1 Sitio(s) de ejecución
Vasyl M., born in 1932: “The Jews were shot in the field on the other side of the river. I didn’t see the actual shooting, but I heard isolated gunshots, and then I saw several people running in the direction of Verbivets. I supposed that they had managed to escape from the execution site somehow. I know that they were shot in the anti-tank ditches dug by Soviet women before the war. They were supposed to stop German tanks, but they didn’t. So the Germans used them to kill the Jews.» (Witness n°2706U, interviewed in Shestakove, on November 4, 2019)
Shestakove is located 115km southwest of Cherkasy. There is not much information about the pre-war Jewish community who lived in this village. According to two local villagers interviewed by Yahad, there were only two families, the family of Moshko (no last name available), and family of Mark Sosnov. Moshko, who was married and had two children Betia and Ita, was a blacksmith. Mark Sosnov was the head of the village before the war. A big Jewish community lived in the nearby shtetl of Katerynopil, located 8km north of Shestakove. The first record of the Katerynopil Jews goes back to the end of the 18th century. In 1797, 1,360 Jews lived in Katerynopil. By 1897 the Jewish community represented 28% of the total population. The majority of Jews lived off small scale trade and manufacture. In 1865, the village had two synagogues and a cemetery. Under the Soviet regime, in the 1930s, the synagogues were closed, and all private business were banned. As a result many Jews started to leave the shtetl and move to bigger towns. On the eve of the war, only 395 Jews remained in the Katerynopil.

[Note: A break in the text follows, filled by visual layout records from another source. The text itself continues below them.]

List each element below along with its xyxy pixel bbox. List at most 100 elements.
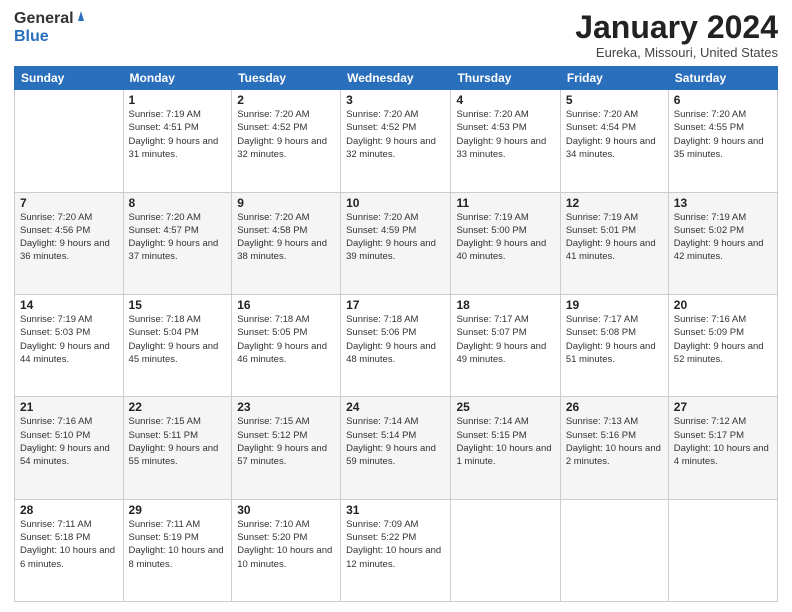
- table-row: 6 Sunrise: 7:20 AMSunset: 4:55 PMDayligh…: [668, 90, 777, 192]
- day-number: 16: [237, 298, 335, 312]
- day-info: Sunrise: 7:17 AMSunset: 5:07 PMDaylight:…: [456, 313, 554, 366]
- day-number: 19: [566, 298, 663, 312]
- table-row: [15, 90, 124, 192]
- calendar-week-row: 7 Sunrise: 7:20 AMSunset: 4:56 PMDayligh…: [15, 192, 778, 294]
- table-row: 12 Sunrise: 7:19 AMSunset: 5:01 PMDaylig…: [560, 192, 668, 294]
- day-number: 28: [20, 503, 118, 517]
- table-row: 16 Sunrise: 7:18 AMSunset: 5:05 PMDaylig…: [232, 294, 341, 396]
- day-info: Sunrise: 7:18 AMSunset: 5:06 PMDaylight:…: [346, 313, 445, 366]
- day-info: Sunrise: 7:09 AMSunset: 5:22 PMDaylight:…: [346, 518, 445, 571]
- day-info: Sunrise: 7:10 AMSunset: 5:20 PMDaylight:…: [237, 518, 335, 571]
- day-info: Sunrise: 7:20 AMSunset: 4:58 PMDaylight:…: [237, 211, 335, 264]
- day-info: Sunrise: 7:13 AMSunset: 5:16 PMDaylight:…: [566, 415, 663, 468]
- day-number: 5: [566, 93, 663, 107]
- page: General Blue January 2024 Eureka, Missou…: [0, 0, 792, 612]
- col-wednesday: Wednesday: [341, 67, 451, 90]
- day-number: 13: [674, 196, 772, 210]
- col-friday: Friday: [560, 67, 668, 90]
- table-row: 20 Sunrise: 7:16 AMSunset: 5:09 PMDaylig…: [668, 294, 777, 396]
- day-number: 14: [20, 298, 118, 312]
- day-info: Sunrise: 7:15 AMSunset: 5:11 PMDaylight:…: [129, 415, 227, 468]
- table-row: 11 Sunrise: 7:19 AMSunset: 5:00 PMDaylig…: [451, 192, 560, 294]
- day-number: 11: [456, 196, 554, 210]
- table-row: 30 Sunrise: 7:10 AMSunset: 5:20 PMDaylig…: [232, 499, 341, 601]
- col-sunday: Sunday: [15, 67, 124, 90]
- table-row: 14 Sunrise: 7:19 AMSunset: 5:03 PMDaylig…: [15, 294, 124, 396]
- day-info: Sunrise: 7:20 AMSunset: 4:59 PMDaylight:…: [346, 211, 445, 264]
- table-row: 15 Sunrise: 7:18 AMSunset: 5:04 PMDaylig…: [123, 294, 232, 396]
- table-row: 10 Sunrise: 7:20 AMSunset: 4:59 PMDaylig…: [341, 192, 451, 294]
- day-info: Sunrise: 7:15 AMSunset: 5:12 PMDaylight:…: [237, 415, 335, 468]
- day-number: 31: [346, 503, 445, 517]
- table-row: 29 Sunrise: 7:11 AMSunset: 5:19 PMDaylig…: [123, 499, 232, 601]
- table-row: [451, 499, 560, 601]
- table-row: 28 Sunrise: 7:11 AMSunset: 5:18 PMDaylig…: [15, 499, 124, 601]
- day-number: 23: [237, 400, 335, 414]
- day-number: 4: [456, 93, 554, 107]
- day-info: Sunrise: 7:19 AMSunset: 5:02 PMDaylight:…: [674, 211, 772, 264]
- day-number: 6: [674, 93, 772, 107]
- title-block: January 2024 Eureka, Missouri, United St…: [575, 10, 778, 60]
- day-info: Sunrise: 7:11 AMSunset: 5:18 PMDaylight:…: [20, 518, 118, 571]
- day-info: Sunrise: 7:12 AMSunset: 5:17 PMDaylight:…: [674, 415, 772, 468]
- day-info: Sunrise: 7:20 AMSunset: 4:57 PMDaylight:…: [129, 211, 227, 264]
- table-row: 31 Sunrise: 7:09 AMSunset: 5:22 PMDaylig…: [341, 499, 451, 601]
- day-number: 3: [346, 93, 445, 107]
- day-number: 22: [129, 400, 227, 414]
- day-number: 25: [456, 400, 554, 414]
- table-row: 26 Sunrise: 7:13 AMSunset: 5:16 PMDaylig…: [560, 397, 668, 499]
- col-thursday: Thursday: [451, 67, 560, 90]
- month-title: January 2024: [575, 10, 778, 45]
- table-row: 24 Sunrise: 7:14 AMSunset: 5:14 PMDaylig…: [341, 397, 451, 499]
- day-info: Sunrise: 7:20 AMSunset: 4:55 PMDaylight:…: [674, 108, 772, 161]
- calendar-table: Sunday Monday Tuesday Wednesday Thursday…: [14, 66, 778, 602]
- day-info: Sunrise: 7:19 AMSunset: 5:00 PMDaylight:…: [456, 211, 554, 264]
- day-number: 26: [566, 400, 663, 414]
- day-number: 10: [346, 196, 445, 210]
- table-row: 13 Sunrise: 7:19 AMSunset: 5:02 PMDaylig…: [668, 192, 777, 294]
- table-row: [668, 499, 777, 601]
- logo: General Blue: [14, 10, 90, 45]
- location: Eureka, Missouri, United States: [575, 45, 778, 60]
- day-info: Sunrise: 7:18 AMSunset: 5:04 PMDaylight:…: [129, 313, 227, 366]
- day-number: 18: [456, 298, 554, 312]
- day-info: Sunrise: 7:16 AMSunset: 5:10 PMDaylight:…: [20, 415, 118, 468]
- day-info: Sunrise: 7:19 AMSunset: 4:51 PMDaylight:…: [129, 108, 227, 161]
- day-number: 1: [129, 93, 227, 107]
- table-row: 21 Sunrise: 7:16 AMSunset: 5:10 PMDaylig…: [15, 397, 124, 499]
- day-number: 15: [129, 298, 227, 312]
- table-row: 7 Sunrise: 7:20 AMSunset: 4:56 PMDayligh…: [15, 192, 124, 294]
- col-tuesday: Tuesday: [232, 67, 341, 90]
- day-number: 2: [237, 93, 335, 107]
- day-number: 30: [237, 503, 335, 517]
- day-info: Sunrise: 7:20 AMSunset: 4:52 PMDaylight:…: [346, 108, 445, 161]
- calendar-header-row: Sunday Monday Tuesday Wednesday Thursday…: [15, 67, 778, 90]
- table-row: 22 Sunrise: 7:15 AMSunset: 5:11 PMDaylig…: [123, 397, 232, 499]
- table-row: 17 Sunrise: 7:18 AMSunset: 5:06 PMDaylig…: [341, 294, 451, 396]
- day-number: 12: [566, 196, 663, 210]
- table-row: 5 Sunrise: 7:20 AMSunset: 4:54 PMDayligh…: [560, 90, 668, 192]
- day-info: Sunrise: 7:11 AMSunset: 5:19 PMDaylight:…: [129, 518, 227, 571]
- table-row: 25 Sunrise: 7:14 AMSunset: 5:15 PMDaylig…: [451, 397, 560, 499]
- day-info: Sunrise: 7:14 AMSunset: 5:14 PMDaylight:…: [346, 415, 445, 468]
- day-number: 27: [674, 400, 772, 414]
- table-row: 23 Sunrise: 7:15 AMSunset: 5:12 PMDaylig…: [232, 397, 341, 499]
- col-saturday: Saturday: [668, 67, 777, 90]
- day-number: 29: [129, 503, 227, 517]
- table-row: 2 Sunrise: 7:20 AMSunset: 4:52 PMDayligh…: [232, 90, 341, 192]
- day-info: Sunrise: 7:17 AMSunset: 5:08 PMDaylight:…: [566, 313, 663, 366]
- day-info: Sunrise: 7:14 AMSunset: 5:15 PMDaylight:…: [456, 415, 554, 468]
- calendar-week-row: 14 Sunrise: 7:19 AMSunset: 5:03 PMDaylig…: [15, 294, 778, 396]
- calendar-week-row: 21 Sunrise: 7:16 AMSunset: 5:10 PMDaylig…: [15, 397, 778, 499]
- day-number: 20: [674, 298, 772, 312]
- calendar-week-row: 1 Sunrise: 7:19 AMSunset: 4:51 PMDayligh…: [15, 90, 778, 192]
- day-info: Sunrise: 7:20 AMSunset: 4:52 PMDaylight:…: [237, 108, 335, 161]
- day-number: 7: [20, 196, 118, 210]
- table-row: 1 Sunrise: 7:19 AMSunset: 4:51 PMDayligh…: [123, 90, 232, 192]
- day-info: Sunrise: 7:19 AMSunset: 5:03 PMDaylight:…: [20, 313, 118, 366]
- header: General Blue January 2024 Eureka, Missou…: [14, 10, 778, 60]
- day-number: 17: [346, 298, 445, 312]
- day-number: 9: [237, 196, 335, 210]
- day-info: Sunrise: 7:16 AMSunset: 5:09 PMDaylight:…: [674, 313, 772, 366]
- day-number: 21: [20, 400, 118, 414]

Shestakove was occupied by the German forces in late July 1941. Before their arrival, the village’s chief Mark Sosnov was evacuated, and Moshko was drafted into the Army together with his son. According to the witness interviewed by Yahad, they survived the war, while Moshko’s wife and daughter, Ita, were murdered during the occupation. According to the locals, a group of Jews was brought to the village and confined in a house that remained empty after the death of its owner. There were about a hundred people. From the testimonies, we believe that they were Jews from Katerynopil who were taken there for the forced labor. Until now, we knew about the existence of the forced labor camp in the nearby village of Brodetkse, but field research revealed that there was another one in Shostakove, located 7km north west of Brodetske. The camp in Shestakove was ostensibly created at the same time as the one in Brodetske, in May 1942. The detainees of the camp, men and women of different ages, even teenagers, were used for road construction. They were guarded by the local police during the forced labor. The detainees of this camp met the same fate as other forced laborers, they were all murdered. Unfortunately, Yahad - In Unum did not manage to establish more details about the time of the murder. According to one witness, the execution was conducted in March, because she remembered it was a religious holiday, but she did not remember the year. On the day of the execution, the Jews were taken outside the village, to the other side of the river, and shot in the anti-tank trench. As none of the witnesses interviewed were eyewitnesses, we do not know if the bodies were buried on site or were taken to be buried elsewhere. Today, there is no memorial at the site.